PINE CREEK — The long process to replace an aging bridge in Pine Creek was capped-off last week with a small ceremony by the construction company and county officials.
Officially known as bridge 13872, the structure in the spotlight is the first bridge motorists cross when heading south toward Pine Creek on Pine Creek Road — or from the other direction, the last bridge someone would cross heading north to Pinehurst on Pine Creek Road.
It was in 2013 that Shoshone County first applied for grant funding with the Idaho Transportation Department and Local Highway Technical Assistance Council to fix the deteriorating structure. Bridges are rated on a scale of 0 to 100 in terms of structural stability, with 100 being considered entirely sufficient and 0 being entirely deficient. Before its replacement, this Pine Creek bridge was rated at 7.

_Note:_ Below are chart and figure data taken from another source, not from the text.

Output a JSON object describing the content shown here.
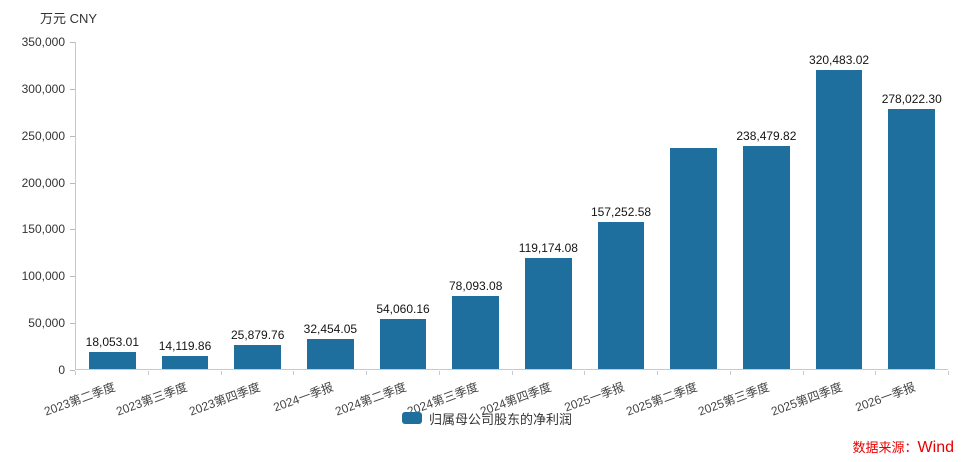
{
  "chart_data": {
    "type": "bar",
    "unit_label": "万元  CNY",
    "categories": [
      "2023第二季度",
      "2023第三季度",
      "2023第四季度",
      "2024一季报",
      "2024第二季度",
      "2024第三季度",
      "2024第四季度",
      "2025一季报",
      "2025第二季度",
      "2025第三季度",
      "2025第四季度",
      "2026一季报"
    ],
    "values": [
      18053.01,
      14119.86,
      25879.76,
      32454.05,
      54060.16,
      78093.08,
      119174.08,
      157252.58,
      237000,
      238479.82,
      320483.02,
      278022.3
    ],
    "data_labels": [
      "18,053.01",
      "14,119.86",
      "25,879.76",
      "32,454.05",
      "54,060.16",
      "78,093.08",
      "119,174.08",
      "157,252.58",
      "",
      "238,479.82",
      "320,483.02",
      "278,022.30"
    ],
    "ylim": [
      0,
      350000
    ],
    "ytick_interval": 50000,
    "ytick_labels": [
      "0",
      "50,000",
      "100,000",
      "150,000",
      "200,000",
      "250,000",
      "300,000",
      "350,000"
    ],
    "grid": "off",
    "legend_position": "bottom",
    "bar_color": "#1f6f9e",
    "legend": [
      {
        "label": "归属母公司股东的净利润",
        "color": "#1f6f9e"
      }
    ],
    "source_prefix": "数据来源：",
    "source_brand": "Wind",
    "source_color": "#e60000"
  }
}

The original contract for a new bridge called for phased construction; or building one complete side and then moving onto the other. Through an innovative proposal from the project’s contractor though, a temporary bridge structure was used to detour traffic.
When funding was finally secured, a multi-group project was initiated that involved personnel from Shoshone County, as owners and project oversight; JUB Engineers, as the design firm; HMH Engineering, as the construction administration and inspection firm; C.L. Heilman Company, Inc., as the Construction Contractor; and LHTAC, as overall project and funding administration.
LHTAC Resident Engineer Megan Kautz said that the project gained federal funding by way of the efforts of Shoshone County staff through a Bridge Program administered by LHTAC.
Total construction time was scheduled for three months, but crews were able to finish 19 days early and even a bit under budget.
The replacement included a 130-foot, single span, concrete girder bridge with enhanced drainage and safety features.
Shoshone County Public Works Director James Cason said that in addition to the added width and reinforced structure, the new bridge is an improvement over the old one because it has no center support.
“This is great because it keeps trees and other things from hanging up,” he said.
With this bridge officially opened for use on Oct. 4, Shoshone County is now turning its attention to other bridges in the area that have similarly low ratings and need replacement. Two bridges in particular that are high up on the county’s list are right down the road from bridge 13872.
Designs for the Silver Bridge in Enaville have also been asked for, but nothing has been confirmed at this time.